Huahai 2025-04-28T16:53:09.562739Z

if you can create a minimal reproducible repo, I can take a look

spnw 2025-04-28T17:05:32.565349Z

Currently running a test with :max-readers 8192 (could take a while...). If that fails or I'm able to get a minimal reproduction I'll get back to you. Thank you!

spnw 2025-04-28T17:38:20.992899Z

Indeed, the error triggered after roughly 8000 update/read cycles. This would seem to support my suspicion that each web request is grabbing a reader which is never released.

spnw 2025-04-28T17:39:39.315679Z

I'll get to work on that repo later.

Huahai 2025-04-28T19:19:29.357999Z

you probably created a connection each time

Huahai 2025-04-28T19:21:08.731309Z

get-conn would be safer. It will create a connect if one doesn't exist, and get if it does

spnw 2025-04-28T19:53:25.463269Z

My code only ever ran create-conn once; I was very careful about that. Testing with get-conn didn't change anything.

spnw 2025-04-28T19:56:50.166969Z

I've managed to reproduce the issue in a couple dozen lines of code. I got a strange result though: at the last moment I decided to try swapping in Jetty as the server, and the problem went away entirely. I don't know if that makes it a http-kit issue, or just a strange interaction between it and Datalevin.

Huahai 2025-04-28T19:58:39.597149Z

Interesting. Can you share the code?

spnw 2025-04-28T20:25:41.038459Z

Yeah sorry, just wanted to check a few other things. I am pretty sure my problem involves using entity instead of q .

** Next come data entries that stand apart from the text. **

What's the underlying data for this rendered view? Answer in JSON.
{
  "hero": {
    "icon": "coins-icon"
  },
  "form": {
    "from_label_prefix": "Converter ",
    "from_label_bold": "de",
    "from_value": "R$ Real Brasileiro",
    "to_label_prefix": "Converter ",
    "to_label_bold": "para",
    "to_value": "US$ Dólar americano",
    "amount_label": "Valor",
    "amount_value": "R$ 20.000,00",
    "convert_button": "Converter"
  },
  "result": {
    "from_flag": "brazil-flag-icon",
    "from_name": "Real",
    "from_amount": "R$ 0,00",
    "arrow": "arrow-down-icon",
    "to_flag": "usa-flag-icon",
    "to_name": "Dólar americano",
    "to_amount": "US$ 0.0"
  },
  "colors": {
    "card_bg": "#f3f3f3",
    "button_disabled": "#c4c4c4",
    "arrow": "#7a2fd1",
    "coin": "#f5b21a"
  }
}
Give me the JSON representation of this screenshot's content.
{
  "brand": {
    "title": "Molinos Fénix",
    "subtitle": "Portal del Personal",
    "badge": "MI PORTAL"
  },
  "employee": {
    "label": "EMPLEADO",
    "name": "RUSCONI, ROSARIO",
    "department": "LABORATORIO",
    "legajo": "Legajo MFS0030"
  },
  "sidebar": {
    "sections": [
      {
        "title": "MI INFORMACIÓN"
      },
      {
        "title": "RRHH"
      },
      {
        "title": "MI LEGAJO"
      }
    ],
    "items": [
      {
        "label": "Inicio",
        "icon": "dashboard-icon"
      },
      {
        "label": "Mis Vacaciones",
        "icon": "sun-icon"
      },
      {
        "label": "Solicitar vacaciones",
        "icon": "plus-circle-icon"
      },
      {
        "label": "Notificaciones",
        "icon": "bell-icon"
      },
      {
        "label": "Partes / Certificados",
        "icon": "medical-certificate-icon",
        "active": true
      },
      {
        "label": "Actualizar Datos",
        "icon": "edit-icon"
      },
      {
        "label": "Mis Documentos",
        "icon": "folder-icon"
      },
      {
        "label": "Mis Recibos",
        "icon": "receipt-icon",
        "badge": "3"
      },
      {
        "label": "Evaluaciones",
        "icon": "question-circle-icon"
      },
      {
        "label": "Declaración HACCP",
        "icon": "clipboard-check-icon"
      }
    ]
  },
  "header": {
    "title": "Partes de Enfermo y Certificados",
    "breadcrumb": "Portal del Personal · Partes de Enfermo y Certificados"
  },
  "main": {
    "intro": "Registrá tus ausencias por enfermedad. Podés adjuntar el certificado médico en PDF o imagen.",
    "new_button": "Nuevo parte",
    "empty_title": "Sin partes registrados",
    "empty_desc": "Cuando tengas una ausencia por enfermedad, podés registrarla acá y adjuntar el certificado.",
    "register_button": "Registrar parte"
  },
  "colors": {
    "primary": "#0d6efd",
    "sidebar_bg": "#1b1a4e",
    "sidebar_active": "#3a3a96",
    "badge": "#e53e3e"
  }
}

Huahai 2025-04-28T20:27:12.004209Z

entity does have a reference to the DB instance

spnw 2025-04-28T20:27:31.956229Z

Yeah I thought that might be the case. I don't know why http-kit would be caching them though.

spnw 2025-04-28T20:33:44.608809Z

https://github.com/spnw/minimal.git

spnw 2025-04-28T20:34:39.552679Z

Run with clojure -M -m core. It makes a DB at /tmp/minimal-db and a server at localhost:8080. I just run this command until it starts spitting errors: while true; do curl ; done

spnw 2025-04-28T20:45:55.068209Z

Btw if you think it's a server problem and not a Datalevin problem then I'm content to drop it. You've been helpful :)

Huahai 2025-04-28T20:52:34.382029Z

yeah, probably some caching is going on with http-kit. OTOH entity creates an entity object, so it isn't really a query function. From your code, it should be GC'ed, but somehow didn't

spnw 2025-04-28T20:53:33.820299Z

That makes sense to me. Thanks again for your time!

spnw 2025-04-28T20:57:18.715669Z

(My actual code had a bunch of q calls and just one random entity call tucked away in a middleware, probably that is why I never suspected it. Hah.)